Dava, katkı payı ve katılma alacağına ilişkindir. Dosya muhtevasına, dava evrakı ile yargılama tutanakları münderecatına, mevcut deliller mahkemece takdir edildiğine, dava konusu meskenin alım tarihi itibariyle taraflar çalıştığına ve taşınmazın edinim tarihi itibariyle eşler arasında 743 sayılı MK.nun 170. maddesi hükmü uyarınca mal ayrılığı rejimi geçerli olduğuna, 1.1.2002 tarihinden önce eşler arasında yasal mal ayrılığının geçerli olduğu dönemde karı ve kocanın diğerinden katkı payı karşılığında tazminat isteyebilmesi için mutlaka parasal veya parayla ölçülebilen maddi bir değer koymak suretiyle katkısı bulunması gerektiğine, meskene ilişkin bedelin ödenmesinde davacının kişisel malı Şile’deki arsanın satış parasının kullanıldığı davalı tarafından da beyan edildiğine; boşanma davasının açıldığı tarih itibariyle bankada mevcut bulunan mevduatın 1.1.2002 tarihi itibariyle belirlenen miktarı davalının kişisel mal grubu olarak ayrıldığına, boşanma dava tarihine kadar yatırım araçlarıyla davalının kişisel malı sayılan mevduatın ulaştığı meblağ belirlendiğine ve TMK.nun 219/4.fıkrasına göre kişisel malın geliri edinilmiş mal kabul edilerek bu meblağın-artık değerin yarısı oranında hesaplanan miktarı davacıya ait edinilmiş mal kabul edildiğine, benimsenen bilirkişi raporuna, temyiz edenin sıfatına ve takdirde bir isabetsizlik bulunmadığına göre, davalı - karşı davacının aşağıdaki husus dışında hükmolunan katkı payı ve katılma alacağının tutarı ile hesaplama yöntemine ilişkin yerinde olmayan temyiz itirazlarının reddi ile usul ve kanuna uygun olan hükmün esasına ilişkin bölümünün ONANMASINA.

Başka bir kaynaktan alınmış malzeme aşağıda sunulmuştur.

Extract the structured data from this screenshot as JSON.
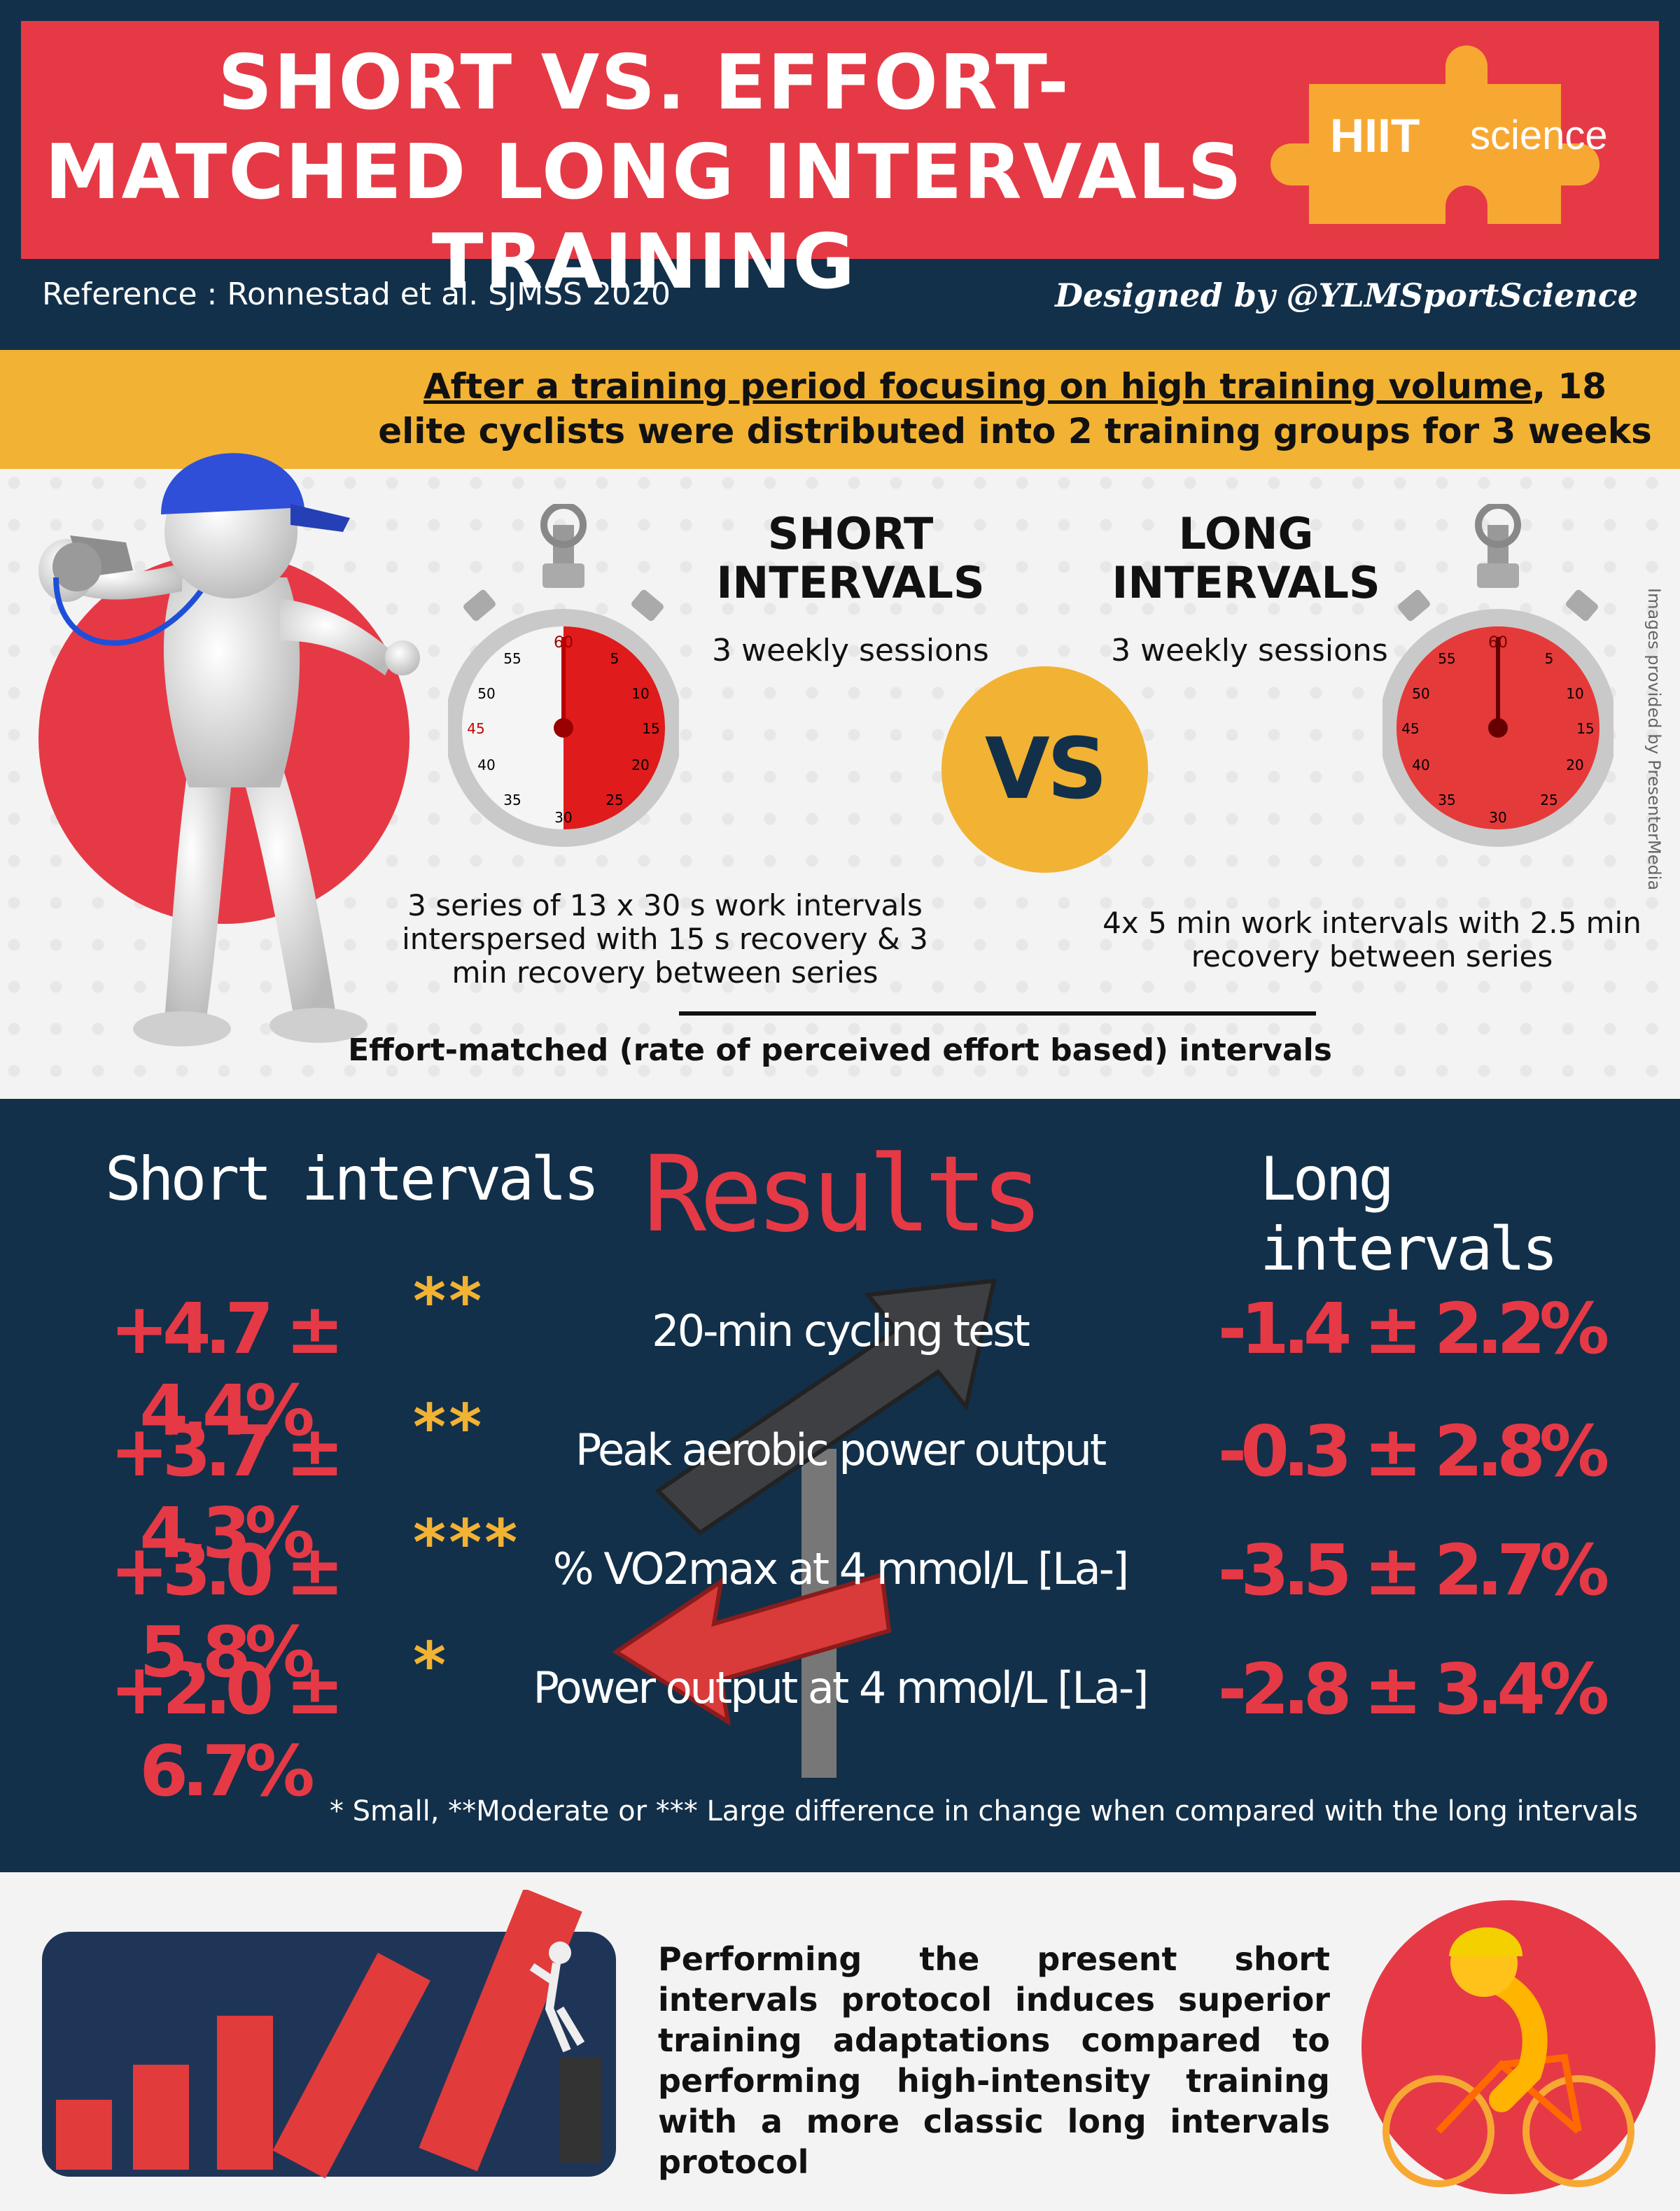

Davacı, dava dilekçesinde uyuşmazlık konusu mesken bakımından 10.000 TL katkı payı alacağına hükmedilmesini istemiş; 25.3.2010 tarihli ıslah dilekçesiyle talep 40.000 TL"ye çıkarılmıştır. Bu halde mesken bakımından hesaplanan 26.667 TL katkı payı alacağına davanın harçlandırıldığı tarih ve ıslah tarihinden itibaren kademeli olarak faiz yürütülmesi gerekirken tümüne dava tarihinden itibaren faize hükmedilmesi doğru değildir. Bundan ayrı, mevduata yönelik katılma alacağı olarak hesaplanan 3443 TL"lik bölümün TMK.nun 239. maddesinin 3. fıkrasına göre hüküm tarihinden itibaren faiziyle tahsiline karar verilmesi gerekirken, faizin başlangıç tarihinin hatalı alınması da doğru olmamıştır.
Yukarıda açıklanan nedenlerle davalı-karşı davacının temyiz itirazlarının kabulüyle usul ve yasaya aykırı bulunan hükmün faizin başlangıç tarihine ilişkin bölümünün 6100 sayılı HMK.nun Geçici 3. maddesi yollamasıyla 1086 sayılı HUMK.nun 428. maddesi gereğince BOZULMASINA ve aşağıda dökümü yazılı 444,15 TL peşin harcın onama harcına mahsubu ile kalan 1.344,38 TL"nin temyiz eden davalı-karşı davacıdan alınmasına 19.04.2012 tarihinde oybirliğiyle karar verildi.